Soly Cissé is a mixed media painter and sculptor from Dakar, and is one of Senegal’s most celebrated artists. Cissé’s artworks are profoundly inspired by and contextualized through his upbringing. He grew up during an epoch of transition, following Senegal’s period of social and political unrest, where art served as mode of social activism and self-expression for the disenfranchised persons. His work, like a portal where the imagined and physical realms convene, intuitively explores notions of duality and repetition; tradition and modernity, the spiritual and the secular.

“I think and reflect a lot about humans and their relationships. Relationships between humans, the confrontation between humans and nature, humans and religion and then I challenge myself and experiment.”

Cissé’s spontaneous painterly movements, textured accents and neo-expressionistic techniques form depictions reflective of the dissolution of society’s moral thresholds, shifts attributable to globalization and modernization. Shapeless human characters distort into anthropomorphic shadows of the other self; identities lost in translation from the past to the contemporary and abstract lines and bold strokes of contrasting hues intersect, creating a layered configuration of Cissé’s mythical visions.

Cissé graduated from the Ecole Nationale des Beaux-Arts in Dakar, in 1996. He has had numerous exhibitions in galleries and museums in Europe, the Americas and throughout Africa. Cissé’s recent exhibitions include Les Mutants, Musée Dapper, Paris; Lumières d’Afriques, African Artists for Development, Palais de Chaillot, Paris (2015); and Solycolor, Musée des Arts Derniers, Paris (2009). His work also featured in the seminal exhibition Africa Remix (2004-2007), Dak’Art – Biennale de l’Art African Contemporain (2006), the Havana Biennial (2000) and Sao Paulo Biennial, Brazil (1998). He is listed by Forbes as among the top 100 contemporary African Artists based on monetary value alone.

The latest exhibition by Senegalese painter and sculptor Soly Cissé presents a selection of his recent work unified by the representation of bodily forms and aligned to questions about what is it that makes us human, after all.

“Men and Lives” sees this contemporary master interrogating some of the darker reaches of the psyche, though, as ever with Cissé’s work, imbued with humour and irony. His paintings sometimes show groupings of two or three figures who seem to be refraining from conversation or interaction, as though consumed by their own thoughts or search for some hoped-for “inner identity” not accessible to others. At other times he reveals a seeming procession of human forms, some overlapping and some set apart; again, each element stands apart even as they enter each other’s space. In some paintings, the canvas is divided into two registers or segment, at once seeming to be in conflict but nonetheless harmonised aesthetically, as if the artist is seeking for an impossible unity between fraught human relations.

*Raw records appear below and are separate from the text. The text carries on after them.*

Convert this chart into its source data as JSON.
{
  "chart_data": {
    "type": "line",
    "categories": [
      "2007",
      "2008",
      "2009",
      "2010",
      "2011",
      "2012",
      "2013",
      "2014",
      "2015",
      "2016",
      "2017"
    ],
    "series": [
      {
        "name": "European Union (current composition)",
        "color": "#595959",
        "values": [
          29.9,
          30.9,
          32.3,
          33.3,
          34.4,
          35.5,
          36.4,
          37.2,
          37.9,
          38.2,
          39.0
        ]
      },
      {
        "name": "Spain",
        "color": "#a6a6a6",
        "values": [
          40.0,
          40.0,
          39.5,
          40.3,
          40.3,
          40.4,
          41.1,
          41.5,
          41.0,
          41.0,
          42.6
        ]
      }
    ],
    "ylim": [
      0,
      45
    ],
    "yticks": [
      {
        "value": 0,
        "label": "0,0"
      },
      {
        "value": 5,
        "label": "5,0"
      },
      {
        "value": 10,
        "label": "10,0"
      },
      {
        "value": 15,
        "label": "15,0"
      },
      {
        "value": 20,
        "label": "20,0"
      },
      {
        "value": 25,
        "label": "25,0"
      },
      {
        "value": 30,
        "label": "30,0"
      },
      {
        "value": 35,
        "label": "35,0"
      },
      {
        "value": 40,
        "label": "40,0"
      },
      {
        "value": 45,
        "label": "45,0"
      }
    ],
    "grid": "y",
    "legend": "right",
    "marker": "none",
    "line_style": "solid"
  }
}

Cissé’s incomparable understanding of the relation of line to the fulfilment of form (as well as a subtle use of detail in the form of pattern and crosshatch) can be seen in the works on “Men and Lives”. At over four metres wide, the astonishing canvas Untitled (Triptych) of 2018 shows the artist developing this subtle message of the relationship between the human and the lived at a magisterial level and forms a central axis for the exhibition as a whole.

Complemented by figurative sculpture, Soly Cissé’s latest exhibition at Sulger-Buel Gallery allows viewers to experience deeply philosophical, engaging yet accessible work by an outstanding contemporary painter of international repute.